Within Israel’s coalition, reactions were harsher but less introspective. While Chikli and Ben-Gvir cast the event as proof that Jews must “come home,” opposition voices like Cohen viewed it as a warning sign about Israel’s waning moral credibility abroad.

Analysts note that both interpretations stem from a shared anxiety: the fear that Israel is losing influence not only in global forums but within American liberal culture itself.

For Oren, the implications reach far beyond city politics. “If you are a rabid anti-Zionist and you have this mayor, you might think you can protest far more robustly with impunity,” he said. “Maybe take over another building at Columbia University, and the mayor won’t send the NYPD to kick you out.” The blurred boundary between activism and intimidation, he warned, could become “the new normal” in liberal strongholds once seen as safe for Jews.

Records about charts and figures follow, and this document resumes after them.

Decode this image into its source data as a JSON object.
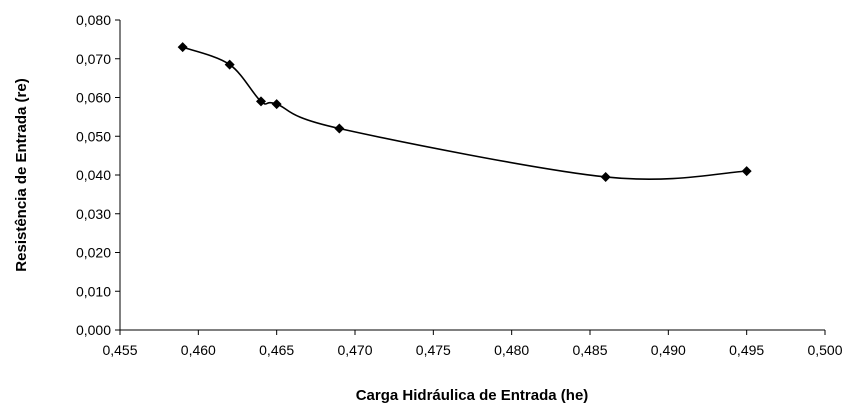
{
  "chart_data": {
    "type": "line",
    "title": "",
    "xlabel": "Carga Hidráulica de Entrada (he)",
    "ylabel": "Resistência de Entrada (re)",
    "xlim": [
      0.455,
      0.5
    ],
    "ylim": [
      0.0,
      0.08
    ],
    "xticks": [
      "0,455",
      "0,460",
      "0,465",
      "0,470",
      "0,475",
      "0,480",
      "0,485",
      "0,490",
      "0,495",
      "0,500"
    ],
    "yticks": [
      "0,000",
      "0,010",
      "0,020",
      "0,030",
      "0,040",
      "0,050",
      "0,060",
      "0,070",
      "0,080"
    ],
    "grid": false,
    "legend": "none",
    "marker": "diamond",
    "line_style": "smoothed",
    "color": "#000000",
    "series": [
      {
        "x": [
          0.459,
          0.462,
          0.464,
          0.465,
          0.469,
          0.486,
          0.495
        ],
        "y": [
          0.073,
          0.0685,
          0.059,
          0.0583,
          0.052,
          0.0395,
          0.041
        ]
      }
    ]
  }
}
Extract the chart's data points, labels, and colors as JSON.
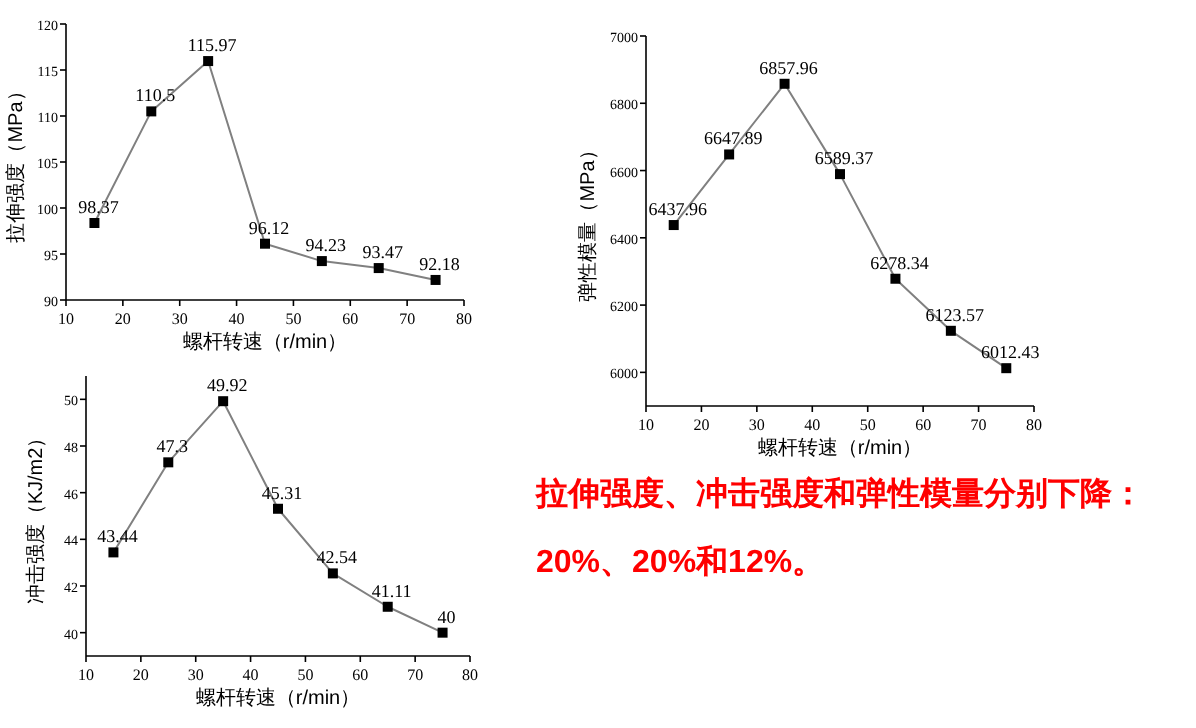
{
  "chart_data": [
    {
      "type": "line",
      "xlabel": "螺杆转速（r/min）",
      "ylabel": "拉伸强度（MPa）",
      "x": [
        15,
        25,
        35,
        45,
        55,
        65,
        75
      ],
      "series": [
        {
          "color": "#808080",
          "values": [
            98.37,
            110.5,
            115.97,
            96.12,
            94.23,
            93.47,
            92.18
          ]
        }
      ],
      "xlim": [
        10,
        80
      ],
      "xticks": [
        10,
        20,
        30,
        40,
        50,
        60,
        70,
        80
      ],
      "ylim": [
        90,
        120
      ],
      "yticks": [
        90,
        95,
        100,
        105,
        110,
        115,
        120
      ],
      "data_labels": true,
      "marker": "square",
      "line_style": "solid"
    },
    {
      "type": "line",
      "xlabel": "螺杆转速（r/min）",
      "ylabel": "弹性模量（MPa）",
      "x": [
        15,
        25,
        35,
        45,
        55,
        65,
        75
      ],
      "series": [
        {
          "color": "#808080",
          "values": [
            6437.96,
            6647.89,
            6857.96,
            6589.37,
            6278.34,
            6123.57,
            6012.43
          ]
        }
      ],
      "xlim": [
        10,
        80
      ],
      "xticks": [
        10,
        20,
        30,
        40,
        50,
        60,
        70,
        80
      ],
      "ylim": [
        5900,
        7000
      ],
      "yticks": [
        6000,
        6200,
        6400,
        6600,
        6800,
        7000
      ],
      "data_labels": true,
      "marker": "square",
      "line_style": "solid"
    },
    {
      "type": "line",
      "xlabel": "螺杆转速（r/min）",
      "ylabel": "冲击强度（KJ/m2）",
      "x": [
        15,
        25,
        35,
        45,
        55,
        65,
        75
      ],
      "series": [
        {
          "color": "#808080",
          "values": [
            43.44,
            47.3,
            49.92,
            45.31,
            42.54,
            41.11,
            40
          ]
        }
      ],
      "xlim": [
        10,
        80
      ],
      "xticks": [
        10,
        20,
        30,
        40,
        50,
        60,
        70,
        80
      ],
      "ylim": [
        39,
        51
      ],
      "yticks": [
        40,
        42,
        44,
        46,
        48,
        50
      ],
      "data_labels": true,
      "marker": "square",
      "line_style": "solid"
    },
    {
      "type": "other",
      "annotations": [
        "拉伸强度、冲击强度和弹性模量分别下降：",
        "20%、20%和12%。"
      ]
    }
  ]
}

Mamdani’s defenders argue that he has consistently denounced hate crimes and that critics are conflating disagreement with bigotry. During his campaign, he pledged that City Hall would “stand steadfast alongside Jewish New Yorkers” and “not waver in the fight against the scourge of antisemitism.” His supporters, including some progressive Jews, insist that his opposition targets Netanyahu’s government, not the Jewish people.

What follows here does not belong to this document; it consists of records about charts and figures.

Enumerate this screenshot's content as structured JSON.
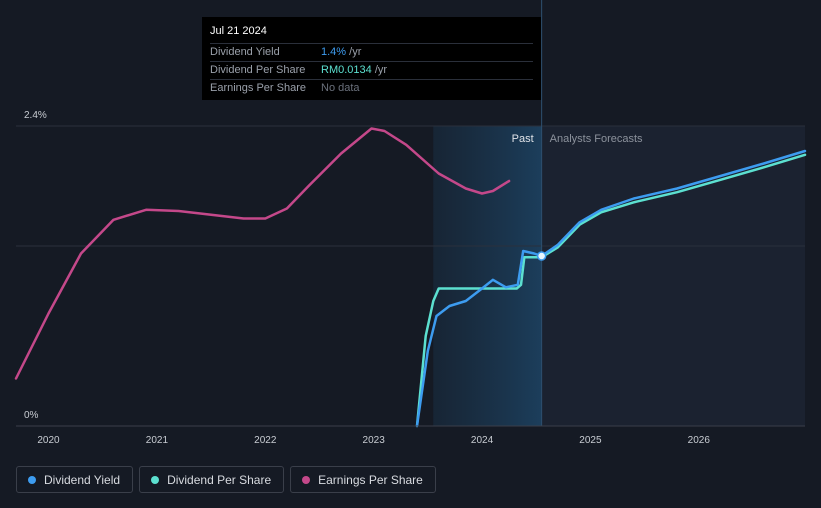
{
  "tooltip": {
    "date": "Jul 21 2024",
    "rows": [
      {
        "label": "Dividend Yield",
        "value": "1.4%",
        "unit": " /yr",
        "color": "#3d9cf0"
      },
      {
        "label": "Dividend Per Share",
        "value": "RM0.0134",
        "unit": " /yr",
        "color": "#5ce0d0"
      },
      {
        "label": "Earnings Per Share",
        "value": "No data",
        "unit": "",
        "color": "#6b717c"
      }
    ]
  },
  "chart_data": {
    "type": "line",
    "x_ticks": [
      "2020",
      "2021",
      "2022",
      "2023",
      "2024",
      "2025",
      "2026"
    ],
    "y_tick_labels": [
      "2.4%",
      "0%"
    ],
    "past_label": "Past",
    "forecast_label": "Analysts Forecasts",
    "past_boundary": 2024.55,
    "shaded_region_start": 2023.55,
    "x_range": [
      2019.7,
      2026.98
    ],
    "y_range": [
      0,
      2.4
    ],
    "grid": true,
    "series": [
      {
        "name": "Dividend Yield",
        "color": "#3d9cf0",
        "points": [
          [
            2023.4,
            0
          ],
          [
            2023.5,
            0.6
          ],
          [
            2023.58,
            0.88
          ],
          [
            2023.7,
            0.96
          ],
          [
            2023.85,
            1.0
          ],
          [
            2024.0,
            1.1
          ],
          [
            2024.1,
            1.17
          ],
          [
            2024.22,
            1.11
          ],
          [
            2024.33,
            1.13
          ],
          [
            2024.38,
            1.4
          ],
          [
            2024.48,
            1.38
          ],
          [
            2024.55,
            1.36
          ],
          [
            2024.7,
            1.45
          ],
          [
            2024.9,
            1.63
          ],
          [
            2025.1,
            1.73
          ],
          [
            2025.4,
            1.82
          ],
          [
            2025.8,
            1.9
          ],
          [
            2026.2,
            2.0
          ],
          [
            2026.6,
            2.1
          ],
          [
            2026.98,
            2.2
          ]
        ]
      },
      {
        "name": "Dividend Per Share",
        "color": "#5ce0d0",
        "points": [
          [
            2023.4,
            0
          ],
          [
            2023.48,
            0.72
          ],
          [
            2023.55,
            1.0
          ],
          [
            2023.6,
            1.1
          ],
          [
            2024.32,
            1.1
          ],
          [
            2024.36,
            1.13
          ],
          [
            2024.39,
            1.35
          ],
          [
            2024.55,
            1.35
          ],
          [
            2024.7,
            1.43
          ],
          [
            2024.9,
            1.61
          ],
          [
            2025.1,
            1.71
          ],
          [
            2025.4,
            1.79
          ],
          [
            2025.8,
            1.87
          ],
          [
            2026.2,
            1.97
          ],
          [
            2026.6,
            2.07
          ],
          [
            2026.98,
            2.17
          ]
        ]
      },
      {
        "name": "Earnings Per Share",
        "color": "#c4488a",
        "points": [
          [
            2019.7,
            0.38
          ],
          [
            2020.0,
            0.9
          ],
          [
            2020.3,
            1.38
          ],
          [
            2020.6,
            1.65
          ],
          [
            2020.9,
            1.73
          ],
          [
            2021.2,
            1.72
          ],
          [
            2021.5,
            1.69
          ],
          [
            2021.8,
            1.66
          ],
          [
            2022.0,
            1.66
          ],
          [
            2022.2,
            1.74
          ],
          [
            2022.4,
            1.92
          ],
          [
            2022.7,
            2.18
          ],
          [
            2022.98,
            2.38
          ],
          [
            2023.1,
            2.36
          ],
          [
            2023.3,
            2.25
          ],
          [
            2023.6,
            2.02
          ],
          [
            2023.85,
            1.9
          ],
          [
            2024.0,
            1.86
          ],
          [
            2024.1,
            1.88
          ],
          [
            2024.25,
            1.96
          ]
        ]
      }
    ],
    "marker": {
      "x": 2024.55,
      "y": 1.36
    }
  },
  "legend": [
    {
      "label": "Dividend Yield",
      "color": "#3d9cf0"
    },
    {
      "label": "Dividend Per Share",
      "color": "#5ce0d0"
    },
    {
      "label": "Earnings Per Share",
      "color": "#c4488a"
    }
  ]
}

But Oren regards such nuance as academic. “It’s unique to the antisemitism of the left,” he said, “that the left is uncomfortable with antisemitism, so it frames it as anti-Zionism. The right, maybe to its credit, just says it hates Jews.”

He believes Israel must adapt by diversifying alliances and reinforcing Jewish education worldwide. “We have to wean ourselves from dependence on a single alliance with the United States,” he said. “The ultimate way to get through this period is by educating ourselves, understanding who we are far more deeply. I wonder how many of those Jews who voted for Mamdani actually know anything about Jewish history.”

Across both hemispheres, the debate has exposed the uneasy intersection between Israel’s identity politics and America’s evolving liberal conscience. The Conference of Presidents urged “unity and resolve,” while Israeli ministers called for aliyah, and opposition lawmakers warned against moral complacency. Yet beneath the discord lies a shared recognition: a symbolic line has been crossed.

As Oren told The Media Line, the challenge now is less about the new mayor than about what his election reveals. “We’ve been through dark days before,” he said quietly. “We’ll get through this one, too—but it’s going to test who we are, and how much we still believe that our story matters.”